IEEE/ACM Trans Comput Biol Bioinform. 2022 Sep-Oct;19(5):2613-2622. doi: 10.1109/TCBB.2021.3106939. Epub 2022 Oct 10.
To quantitatively determining the temporal ordering of abnormal age onsets (AAO) among various biomarkers for Alzheimer's disease (AD), we introduced a computational Monte-Carlo simulation (CMCS) to statistically examine such ordering of an AAO pair or over all AAOs. The CMCS 1) simulates longitudinal data, estimates AAO for each iteration, and finally assesses the type-I error of an AAO pair or all AAO ordering. Using hippocampus volume (V), cerebral glucose hypometabolic convergence index (HCI), plasma neurofilament light (NfL), mini-mental state exam (MMSE), the auditory verbal learning test-long term memory (AVLT-LTM), short term memory (AVLT-STM) and clinical-dementia rating sum of box scale (CDR-SOB) from 382 mild cognitive impairment converters and non-converters, the CMCS estimated type-I error for the earlier AAO of V, AVLT_STM and AVLT_LTM each than MMSE was significant (p<0.002).
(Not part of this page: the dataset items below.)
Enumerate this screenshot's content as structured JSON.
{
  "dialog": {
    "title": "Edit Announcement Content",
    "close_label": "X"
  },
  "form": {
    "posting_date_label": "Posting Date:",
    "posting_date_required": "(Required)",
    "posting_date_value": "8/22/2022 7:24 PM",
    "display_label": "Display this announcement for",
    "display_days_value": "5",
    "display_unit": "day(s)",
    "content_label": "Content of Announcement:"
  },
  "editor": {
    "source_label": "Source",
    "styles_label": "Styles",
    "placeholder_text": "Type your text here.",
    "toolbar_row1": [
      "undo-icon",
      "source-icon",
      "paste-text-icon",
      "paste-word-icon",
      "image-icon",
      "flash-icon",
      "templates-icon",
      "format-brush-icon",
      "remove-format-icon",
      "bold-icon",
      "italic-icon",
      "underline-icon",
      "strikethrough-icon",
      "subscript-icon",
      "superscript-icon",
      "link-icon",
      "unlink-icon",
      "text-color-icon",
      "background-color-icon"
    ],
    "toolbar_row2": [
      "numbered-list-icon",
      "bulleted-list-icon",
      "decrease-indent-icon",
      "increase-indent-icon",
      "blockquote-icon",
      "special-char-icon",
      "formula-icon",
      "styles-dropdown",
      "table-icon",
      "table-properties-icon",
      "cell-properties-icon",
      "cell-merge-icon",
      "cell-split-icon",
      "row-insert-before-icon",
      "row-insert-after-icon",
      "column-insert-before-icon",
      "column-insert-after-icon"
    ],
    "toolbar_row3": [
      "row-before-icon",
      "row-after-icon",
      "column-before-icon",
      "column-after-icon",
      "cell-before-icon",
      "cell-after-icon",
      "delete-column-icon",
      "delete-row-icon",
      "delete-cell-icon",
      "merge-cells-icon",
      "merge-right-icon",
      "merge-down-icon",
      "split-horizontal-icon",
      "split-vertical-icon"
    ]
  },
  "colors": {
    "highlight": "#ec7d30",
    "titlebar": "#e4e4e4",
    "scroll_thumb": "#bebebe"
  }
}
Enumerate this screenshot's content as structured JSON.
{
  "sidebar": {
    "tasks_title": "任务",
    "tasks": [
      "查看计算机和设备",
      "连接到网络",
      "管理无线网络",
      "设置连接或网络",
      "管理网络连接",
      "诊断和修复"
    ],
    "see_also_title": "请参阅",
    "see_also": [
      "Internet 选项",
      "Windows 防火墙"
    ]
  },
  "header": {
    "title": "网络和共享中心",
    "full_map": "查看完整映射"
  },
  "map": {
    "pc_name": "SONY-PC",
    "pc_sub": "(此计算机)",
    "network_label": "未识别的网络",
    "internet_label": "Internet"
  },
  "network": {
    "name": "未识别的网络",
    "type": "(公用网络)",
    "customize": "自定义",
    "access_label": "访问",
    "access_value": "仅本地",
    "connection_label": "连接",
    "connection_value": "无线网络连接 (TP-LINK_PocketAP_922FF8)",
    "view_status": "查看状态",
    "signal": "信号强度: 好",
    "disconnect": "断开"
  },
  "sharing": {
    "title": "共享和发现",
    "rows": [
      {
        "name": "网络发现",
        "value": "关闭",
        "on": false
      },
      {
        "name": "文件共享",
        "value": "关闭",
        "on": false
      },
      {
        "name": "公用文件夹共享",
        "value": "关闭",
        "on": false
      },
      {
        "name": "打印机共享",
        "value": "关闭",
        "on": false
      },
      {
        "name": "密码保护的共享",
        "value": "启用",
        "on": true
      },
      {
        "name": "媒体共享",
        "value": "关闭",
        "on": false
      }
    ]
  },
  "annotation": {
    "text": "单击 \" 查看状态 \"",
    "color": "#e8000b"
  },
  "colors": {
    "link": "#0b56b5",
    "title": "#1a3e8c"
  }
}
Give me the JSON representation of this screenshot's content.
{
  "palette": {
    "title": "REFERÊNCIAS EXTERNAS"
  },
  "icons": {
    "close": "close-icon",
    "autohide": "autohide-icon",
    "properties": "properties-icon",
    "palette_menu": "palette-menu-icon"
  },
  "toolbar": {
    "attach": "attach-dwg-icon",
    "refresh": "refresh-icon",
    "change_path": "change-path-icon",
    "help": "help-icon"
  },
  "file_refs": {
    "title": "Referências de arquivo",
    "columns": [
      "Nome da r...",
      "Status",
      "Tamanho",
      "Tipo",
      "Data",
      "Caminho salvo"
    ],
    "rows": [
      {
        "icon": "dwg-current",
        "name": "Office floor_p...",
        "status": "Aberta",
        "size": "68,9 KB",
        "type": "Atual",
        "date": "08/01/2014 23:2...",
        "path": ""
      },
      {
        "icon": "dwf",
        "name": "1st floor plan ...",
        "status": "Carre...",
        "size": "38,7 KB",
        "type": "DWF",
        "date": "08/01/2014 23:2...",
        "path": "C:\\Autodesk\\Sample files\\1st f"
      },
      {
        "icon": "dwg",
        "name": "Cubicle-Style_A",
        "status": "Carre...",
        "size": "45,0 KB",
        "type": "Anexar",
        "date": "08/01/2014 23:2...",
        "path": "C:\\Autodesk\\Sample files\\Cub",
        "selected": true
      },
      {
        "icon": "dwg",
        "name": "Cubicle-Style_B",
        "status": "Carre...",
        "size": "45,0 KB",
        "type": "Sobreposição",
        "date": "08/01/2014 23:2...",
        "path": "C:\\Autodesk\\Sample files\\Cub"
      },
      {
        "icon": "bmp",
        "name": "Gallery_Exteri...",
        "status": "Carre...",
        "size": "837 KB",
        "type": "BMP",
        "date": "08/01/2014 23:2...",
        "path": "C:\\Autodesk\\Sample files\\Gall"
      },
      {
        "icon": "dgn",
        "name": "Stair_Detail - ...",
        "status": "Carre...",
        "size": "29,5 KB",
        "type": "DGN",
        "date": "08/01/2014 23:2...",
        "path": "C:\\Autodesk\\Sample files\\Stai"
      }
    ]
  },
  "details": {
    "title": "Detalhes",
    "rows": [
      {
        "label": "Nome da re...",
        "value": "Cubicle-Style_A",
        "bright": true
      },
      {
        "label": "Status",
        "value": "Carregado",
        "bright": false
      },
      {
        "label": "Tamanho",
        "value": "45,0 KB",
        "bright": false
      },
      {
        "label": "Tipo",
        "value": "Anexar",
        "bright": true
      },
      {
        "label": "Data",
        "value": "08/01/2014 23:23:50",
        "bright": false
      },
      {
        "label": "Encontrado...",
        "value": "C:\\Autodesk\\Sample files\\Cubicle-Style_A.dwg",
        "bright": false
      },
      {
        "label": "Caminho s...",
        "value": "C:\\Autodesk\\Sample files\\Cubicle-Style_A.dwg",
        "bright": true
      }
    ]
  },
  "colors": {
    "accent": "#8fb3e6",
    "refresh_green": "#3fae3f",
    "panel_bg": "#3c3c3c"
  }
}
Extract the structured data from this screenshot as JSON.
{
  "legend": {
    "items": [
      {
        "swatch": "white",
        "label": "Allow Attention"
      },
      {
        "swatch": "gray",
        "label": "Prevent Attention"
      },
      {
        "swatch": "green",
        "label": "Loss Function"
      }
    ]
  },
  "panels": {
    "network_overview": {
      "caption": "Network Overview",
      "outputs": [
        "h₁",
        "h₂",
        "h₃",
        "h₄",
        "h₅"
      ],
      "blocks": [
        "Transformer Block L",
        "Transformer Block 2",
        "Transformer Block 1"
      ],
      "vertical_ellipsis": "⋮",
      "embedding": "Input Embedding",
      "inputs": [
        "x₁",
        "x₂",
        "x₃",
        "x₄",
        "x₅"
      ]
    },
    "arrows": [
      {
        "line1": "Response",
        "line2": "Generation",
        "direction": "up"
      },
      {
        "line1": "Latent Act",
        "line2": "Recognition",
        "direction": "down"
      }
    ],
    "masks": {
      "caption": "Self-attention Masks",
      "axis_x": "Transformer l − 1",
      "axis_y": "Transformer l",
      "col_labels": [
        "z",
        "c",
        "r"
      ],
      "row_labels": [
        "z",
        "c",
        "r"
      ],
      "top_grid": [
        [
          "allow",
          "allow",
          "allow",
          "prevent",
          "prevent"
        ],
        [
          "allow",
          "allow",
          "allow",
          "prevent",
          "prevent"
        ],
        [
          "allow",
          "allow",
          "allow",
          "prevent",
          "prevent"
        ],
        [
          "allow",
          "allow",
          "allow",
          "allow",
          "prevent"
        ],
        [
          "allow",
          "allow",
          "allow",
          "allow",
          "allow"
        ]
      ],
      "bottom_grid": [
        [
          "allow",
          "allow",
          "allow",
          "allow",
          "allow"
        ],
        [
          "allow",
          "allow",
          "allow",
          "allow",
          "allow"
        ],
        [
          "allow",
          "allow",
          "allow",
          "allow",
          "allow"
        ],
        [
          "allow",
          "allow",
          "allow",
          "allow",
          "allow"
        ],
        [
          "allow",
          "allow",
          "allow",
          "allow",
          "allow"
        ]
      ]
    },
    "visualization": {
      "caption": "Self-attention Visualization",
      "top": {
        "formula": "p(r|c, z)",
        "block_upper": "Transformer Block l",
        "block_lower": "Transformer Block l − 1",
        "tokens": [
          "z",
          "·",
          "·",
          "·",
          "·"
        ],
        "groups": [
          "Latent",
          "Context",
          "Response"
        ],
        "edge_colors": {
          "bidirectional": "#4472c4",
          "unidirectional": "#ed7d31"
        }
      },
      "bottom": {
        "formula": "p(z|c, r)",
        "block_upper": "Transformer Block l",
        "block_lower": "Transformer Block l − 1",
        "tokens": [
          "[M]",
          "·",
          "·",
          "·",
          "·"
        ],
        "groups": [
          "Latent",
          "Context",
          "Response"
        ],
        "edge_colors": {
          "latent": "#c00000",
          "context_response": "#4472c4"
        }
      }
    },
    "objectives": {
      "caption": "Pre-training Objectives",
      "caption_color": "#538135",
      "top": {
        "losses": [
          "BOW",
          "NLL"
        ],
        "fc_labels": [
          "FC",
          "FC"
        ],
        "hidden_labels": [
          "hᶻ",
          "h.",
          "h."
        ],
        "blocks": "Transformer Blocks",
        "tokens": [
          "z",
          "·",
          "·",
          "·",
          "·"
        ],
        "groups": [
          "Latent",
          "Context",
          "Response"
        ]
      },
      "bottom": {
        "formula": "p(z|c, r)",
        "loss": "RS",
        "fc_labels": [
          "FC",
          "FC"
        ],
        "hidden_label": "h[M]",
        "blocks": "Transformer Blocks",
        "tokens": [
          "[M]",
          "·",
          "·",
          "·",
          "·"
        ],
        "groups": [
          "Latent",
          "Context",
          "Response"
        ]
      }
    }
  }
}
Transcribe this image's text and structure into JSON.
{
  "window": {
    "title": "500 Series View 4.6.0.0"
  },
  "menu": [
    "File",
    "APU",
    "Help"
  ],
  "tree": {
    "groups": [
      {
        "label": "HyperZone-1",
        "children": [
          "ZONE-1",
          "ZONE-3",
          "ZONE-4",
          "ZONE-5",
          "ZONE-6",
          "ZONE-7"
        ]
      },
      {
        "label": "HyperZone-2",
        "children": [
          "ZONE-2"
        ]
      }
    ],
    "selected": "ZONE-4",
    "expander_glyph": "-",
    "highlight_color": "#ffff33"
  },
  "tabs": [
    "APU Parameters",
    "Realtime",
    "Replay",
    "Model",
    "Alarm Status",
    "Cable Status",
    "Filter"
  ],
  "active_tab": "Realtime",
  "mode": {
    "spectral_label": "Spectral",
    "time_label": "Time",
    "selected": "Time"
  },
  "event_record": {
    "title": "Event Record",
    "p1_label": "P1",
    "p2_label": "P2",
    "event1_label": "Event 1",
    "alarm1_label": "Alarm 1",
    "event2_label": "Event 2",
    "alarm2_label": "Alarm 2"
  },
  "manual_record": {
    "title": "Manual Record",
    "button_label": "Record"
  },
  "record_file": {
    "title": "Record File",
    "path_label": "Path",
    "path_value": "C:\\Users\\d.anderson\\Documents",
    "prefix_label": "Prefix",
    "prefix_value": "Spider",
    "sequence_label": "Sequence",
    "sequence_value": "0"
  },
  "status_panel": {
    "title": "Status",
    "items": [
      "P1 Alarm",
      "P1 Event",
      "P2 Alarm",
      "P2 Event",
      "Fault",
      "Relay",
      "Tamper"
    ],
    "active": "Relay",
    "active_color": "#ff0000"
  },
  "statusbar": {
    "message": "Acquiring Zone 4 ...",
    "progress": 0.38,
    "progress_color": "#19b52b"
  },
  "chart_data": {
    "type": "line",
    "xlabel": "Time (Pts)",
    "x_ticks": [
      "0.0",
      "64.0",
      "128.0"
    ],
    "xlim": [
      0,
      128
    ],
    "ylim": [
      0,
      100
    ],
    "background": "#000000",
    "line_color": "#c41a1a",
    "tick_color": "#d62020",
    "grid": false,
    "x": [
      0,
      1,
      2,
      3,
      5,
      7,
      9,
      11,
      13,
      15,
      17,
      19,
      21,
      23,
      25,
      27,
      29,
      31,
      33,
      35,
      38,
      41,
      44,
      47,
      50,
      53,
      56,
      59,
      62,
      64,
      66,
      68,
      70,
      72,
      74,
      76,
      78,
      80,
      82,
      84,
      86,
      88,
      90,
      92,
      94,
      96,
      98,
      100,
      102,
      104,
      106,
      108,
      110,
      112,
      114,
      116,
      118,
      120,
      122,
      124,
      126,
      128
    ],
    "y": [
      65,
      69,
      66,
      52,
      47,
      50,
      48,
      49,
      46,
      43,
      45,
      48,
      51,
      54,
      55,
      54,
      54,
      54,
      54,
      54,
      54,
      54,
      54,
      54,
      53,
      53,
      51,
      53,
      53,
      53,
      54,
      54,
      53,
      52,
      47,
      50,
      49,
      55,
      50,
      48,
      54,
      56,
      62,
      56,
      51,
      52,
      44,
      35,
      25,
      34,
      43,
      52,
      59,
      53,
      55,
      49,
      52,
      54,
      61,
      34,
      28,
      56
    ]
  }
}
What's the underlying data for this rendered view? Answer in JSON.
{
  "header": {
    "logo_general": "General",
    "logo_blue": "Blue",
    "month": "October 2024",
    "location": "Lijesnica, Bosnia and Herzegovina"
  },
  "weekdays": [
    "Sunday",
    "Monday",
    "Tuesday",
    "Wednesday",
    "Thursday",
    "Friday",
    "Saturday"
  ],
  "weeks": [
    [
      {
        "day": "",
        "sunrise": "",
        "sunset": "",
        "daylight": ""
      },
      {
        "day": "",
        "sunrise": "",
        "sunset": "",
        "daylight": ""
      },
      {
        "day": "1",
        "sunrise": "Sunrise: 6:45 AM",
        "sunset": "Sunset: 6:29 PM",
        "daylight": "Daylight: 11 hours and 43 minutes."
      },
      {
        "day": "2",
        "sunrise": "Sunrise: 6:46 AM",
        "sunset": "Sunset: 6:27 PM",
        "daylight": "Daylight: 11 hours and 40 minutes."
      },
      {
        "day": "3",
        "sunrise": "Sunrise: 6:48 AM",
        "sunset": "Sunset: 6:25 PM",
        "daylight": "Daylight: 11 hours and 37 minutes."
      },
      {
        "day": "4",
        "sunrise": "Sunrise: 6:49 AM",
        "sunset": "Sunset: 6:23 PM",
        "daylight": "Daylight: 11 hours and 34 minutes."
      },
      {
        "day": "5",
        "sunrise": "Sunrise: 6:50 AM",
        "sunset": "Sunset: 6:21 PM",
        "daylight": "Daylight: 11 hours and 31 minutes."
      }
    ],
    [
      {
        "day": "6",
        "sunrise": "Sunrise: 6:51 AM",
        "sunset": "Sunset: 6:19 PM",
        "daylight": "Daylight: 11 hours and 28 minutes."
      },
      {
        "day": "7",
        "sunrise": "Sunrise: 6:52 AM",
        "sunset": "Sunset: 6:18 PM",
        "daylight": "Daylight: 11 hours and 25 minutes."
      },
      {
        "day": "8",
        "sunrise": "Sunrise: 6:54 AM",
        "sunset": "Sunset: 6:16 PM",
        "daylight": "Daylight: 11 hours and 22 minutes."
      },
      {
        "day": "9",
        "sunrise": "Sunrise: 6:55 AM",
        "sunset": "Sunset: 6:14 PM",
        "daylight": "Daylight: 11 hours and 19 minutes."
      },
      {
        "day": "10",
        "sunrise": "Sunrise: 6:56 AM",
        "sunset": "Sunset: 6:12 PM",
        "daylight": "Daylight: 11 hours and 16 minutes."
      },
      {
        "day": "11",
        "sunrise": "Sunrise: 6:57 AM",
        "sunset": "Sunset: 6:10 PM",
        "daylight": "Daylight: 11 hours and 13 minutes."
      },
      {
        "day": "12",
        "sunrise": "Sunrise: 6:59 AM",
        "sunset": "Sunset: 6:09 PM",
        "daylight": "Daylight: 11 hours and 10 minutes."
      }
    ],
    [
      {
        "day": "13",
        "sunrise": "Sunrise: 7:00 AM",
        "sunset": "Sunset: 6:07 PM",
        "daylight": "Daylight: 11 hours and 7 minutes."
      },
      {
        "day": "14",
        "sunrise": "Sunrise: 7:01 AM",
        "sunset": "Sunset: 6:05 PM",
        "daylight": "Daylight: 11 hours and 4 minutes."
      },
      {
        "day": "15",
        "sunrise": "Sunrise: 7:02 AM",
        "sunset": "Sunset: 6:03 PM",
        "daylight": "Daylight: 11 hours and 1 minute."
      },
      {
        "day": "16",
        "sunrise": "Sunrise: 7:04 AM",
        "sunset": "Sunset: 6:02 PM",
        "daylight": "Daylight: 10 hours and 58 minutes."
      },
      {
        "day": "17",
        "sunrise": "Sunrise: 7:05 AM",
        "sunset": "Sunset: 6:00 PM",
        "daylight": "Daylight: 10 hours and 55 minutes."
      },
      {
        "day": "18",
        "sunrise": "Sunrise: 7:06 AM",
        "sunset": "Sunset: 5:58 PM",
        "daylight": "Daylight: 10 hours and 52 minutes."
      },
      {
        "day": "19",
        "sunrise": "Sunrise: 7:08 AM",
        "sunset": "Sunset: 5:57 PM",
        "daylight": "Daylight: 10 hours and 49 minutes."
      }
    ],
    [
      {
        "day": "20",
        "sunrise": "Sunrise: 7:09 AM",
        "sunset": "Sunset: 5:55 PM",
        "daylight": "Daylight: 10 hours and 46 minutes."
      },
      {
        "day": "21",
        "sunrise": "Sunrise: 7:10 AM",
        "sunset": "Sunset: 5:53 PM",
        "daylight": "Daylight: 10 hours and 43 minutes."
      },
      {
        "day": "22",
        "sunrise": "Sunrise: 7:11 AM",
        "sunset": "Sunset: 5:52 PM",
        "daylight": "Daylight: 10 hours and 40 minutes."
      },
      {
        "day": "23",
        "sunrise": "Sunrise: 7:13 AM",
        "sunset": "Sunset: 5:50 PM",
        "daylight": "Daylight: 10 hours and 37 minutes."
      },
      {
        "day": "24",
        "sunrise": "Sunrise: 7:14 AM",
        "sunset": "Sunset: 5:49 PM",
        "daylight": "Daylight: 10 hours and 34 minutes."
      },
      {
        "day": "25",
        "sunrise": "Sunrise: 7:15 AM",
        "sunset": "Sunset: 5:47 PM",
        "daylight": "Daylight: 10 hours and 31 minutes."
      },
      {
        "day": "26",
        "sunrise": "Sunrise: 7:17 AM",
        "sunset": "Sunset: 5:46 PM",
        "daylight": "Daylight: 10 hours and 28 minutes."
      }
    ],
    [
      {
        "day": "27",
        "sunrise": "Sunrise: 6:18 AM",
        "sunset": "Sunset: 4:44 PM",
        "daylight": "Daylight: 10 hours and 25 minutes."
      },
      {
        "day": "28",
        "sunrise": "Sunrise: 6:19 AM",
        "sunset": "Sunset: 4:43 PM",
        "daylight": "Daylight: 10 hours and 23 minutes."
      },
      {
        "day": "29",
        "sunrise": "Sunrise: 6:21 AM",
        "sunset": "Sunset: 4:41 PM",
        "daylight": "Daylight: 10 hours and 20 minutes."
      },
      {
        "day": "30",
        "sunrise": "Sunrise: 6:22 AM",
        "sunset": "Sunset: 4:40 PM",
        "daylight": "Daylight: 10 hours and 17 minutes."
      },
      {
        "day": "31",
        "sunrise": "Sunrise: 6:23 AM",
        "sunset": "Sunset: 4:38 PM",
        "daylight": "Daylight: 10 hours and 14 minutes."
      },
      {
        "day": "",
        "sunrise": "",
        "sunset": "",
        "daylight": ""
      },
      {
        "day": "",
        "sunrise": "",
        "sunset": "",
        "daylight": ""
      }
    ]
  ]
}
The type-I error for the overall AAO temporal ordering of V ≤ AVLT_STM ≤ AVLT_LTM < HCI ≤ MMSE ≤ CDR-SOB ≤ NfL was p = 0.012. These findings showed that our CMCS is capable of providing statistical inferences for quantifying AAO ordering which has important implications in advancing our understanding of AD.
为了定量确定阿尔茨海默病(AD)各种生物标志物的异常起始年龄(AAO)的时间顺序,我们引入了一种计算蒙特卡罗模拟(CMCS)来对 AAO 对或所有 AAO 的排序进行统计检验。CMCS 1)模拟纵向数据,为每个迭代估计 AAO,最后评估 AAO 对或所有 AAO 排序的Ⅰ类错误。使用海马体积(V)、脑葡萄糖代谢收敛指数(HCI)、血浆神经丝轻链(NfL)、简易精神状态检查(MMSE)、听觉言语学习测验-长时记忆(AVLT-LTM)、短时记忆(AVLT-STM)和临床痴呆评定量表总盒评分(CDR-SOB)对 382 名轻度认知障碍转化者和非转化者进行分析,CMCS 估计 V、AVLT-STM 和 AVLT-LTM 每个比 MMSE 更早的 AAO 的Ⅰ类错误均有显著差异(p<0.002)。V ≤ AVLT-STM ≤ AVLT-LTM < HCI ≤ MMSE ≤ CDR-SOB ≤ NfL 的总体 AAO 时间顺序的Ⅰ类错误为 p = 0.012。这些发现表明,我们的 CMCS 能够提供用于量化 AAO 排序的统计推断,这对深入了解 AD 具有重要意义。